The command module (CSM) had 2 DSKYs; one located on the main instrument panel and another located in the lower equipment bay near a sextant used for aligning the inertial guidance platform. Both DSKYs were driven by the same AGC. The lunar module (LM) had a single DSKY.

The Block II

A Block II version of the AGC was designed in 1966. It retained the basic Block I architecture, but increased eraseable memory from 1K to 2K. Fixed memory was expanded from 24K to 36K. Instructions were expanded from 11 to 34 and I/O channels were implemented to replace the I/O registers on Block I. The Block II version is the one that actually flew to the moon.
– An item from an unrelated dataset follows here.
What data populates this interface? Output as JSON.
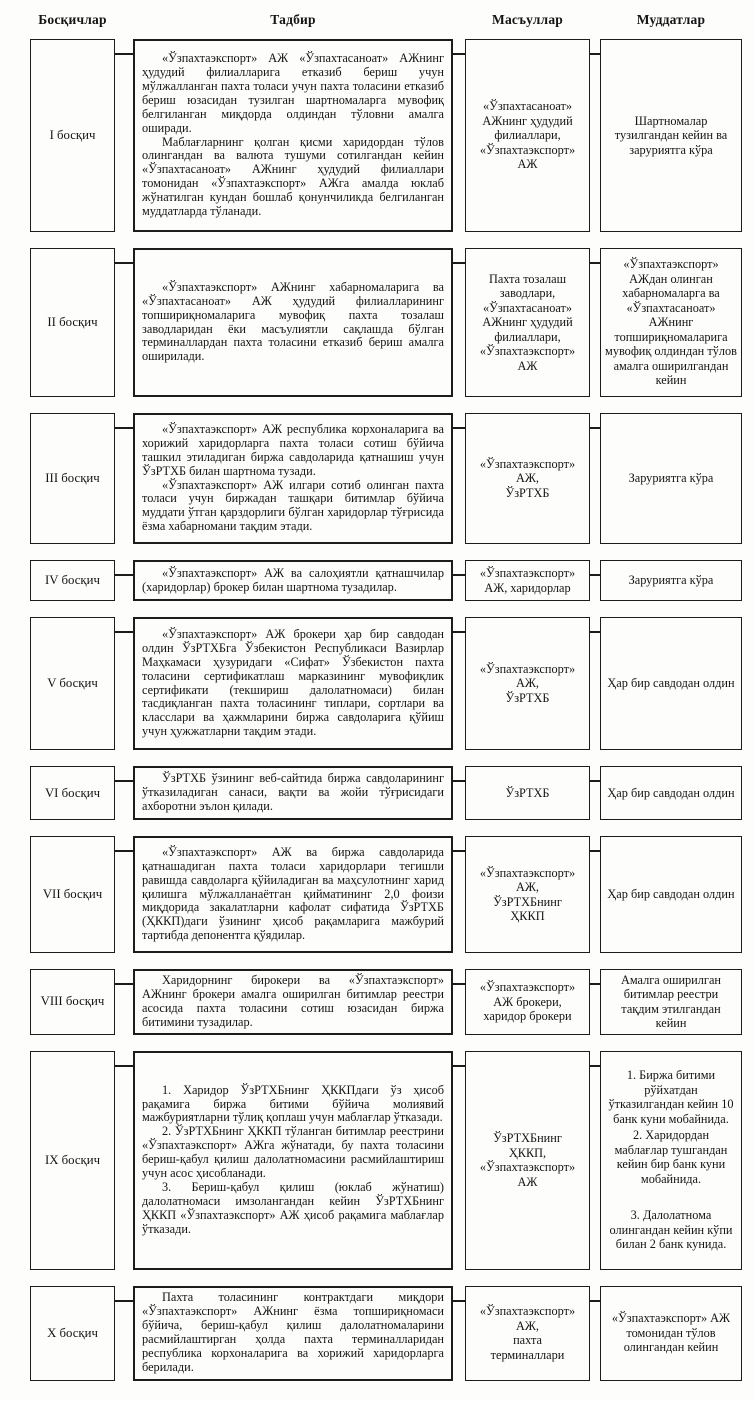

Block I was used during the unmanned Apollo 4 and 6 flights, and was slated for the ill-fated Apollo I.

The decision to expand the memory and instruction set for Block II, but to retain the Block I's restrictive 3-bit op code and 12-bit address had interesting design consequences. Various tricks were employed to squeeze in additional instructions, such as having special memory addresses which, when referenced, would implement a certain function. For instance, an INDEX to address 25 triggered the RESUME instruction to return from an interrupt. Likewise, INDEX 17 performed an INHINT instruction (inhibit interrupts), while INDEX 16 reenabled them (RELINT). Other instructions were implemented by preceding them with a special version of INDEX called EXTEND which arithmetically modified the 3-bit op code by employing the overflow bit to extend it. The address spaces were extended by employing BANK (fixed) and EBANK (erasable) registers, so the only memory of either type that could be addressed at any given time was the current bank, plus the small amount of fixed-fixed memory and the eraseable memory. In addition, the BANK register maxed out at 32K addresses, so an SBANK (super-bank) register was required to access the last 4K. All across-bank subroutine calls had to be initiated from fixed-fixed memory through special functions to restore the original bank during the return -- essentially a system of far pointers.

PGNC trouble

It's not widely known, but the PGNC system malfunctioned during the first lunar descent, with the AGC showing a "1201 alarm" and "1202 alarm" (tasks not finished) because the rendezvous (docking) radar was left on when the software wasn't expecting it, and maximum-rate error pulses from its shaft and trunnion axes overloaded the CPU. This almost caused a mission abort. The AGC software failed safe, shedding low-priority tasks and prompting Neil Armstrong to shift to a more manually controlled mode, and the inertial guidance tasks continued to operate reliably. Curiously, the degree of overload was minimal, because the software had been "scrubbed" down to leave very nearly 15% spare time, and the 6400-bps pulse trains from the radar induced PINCs that wasted exactly 15% of the AGC's time.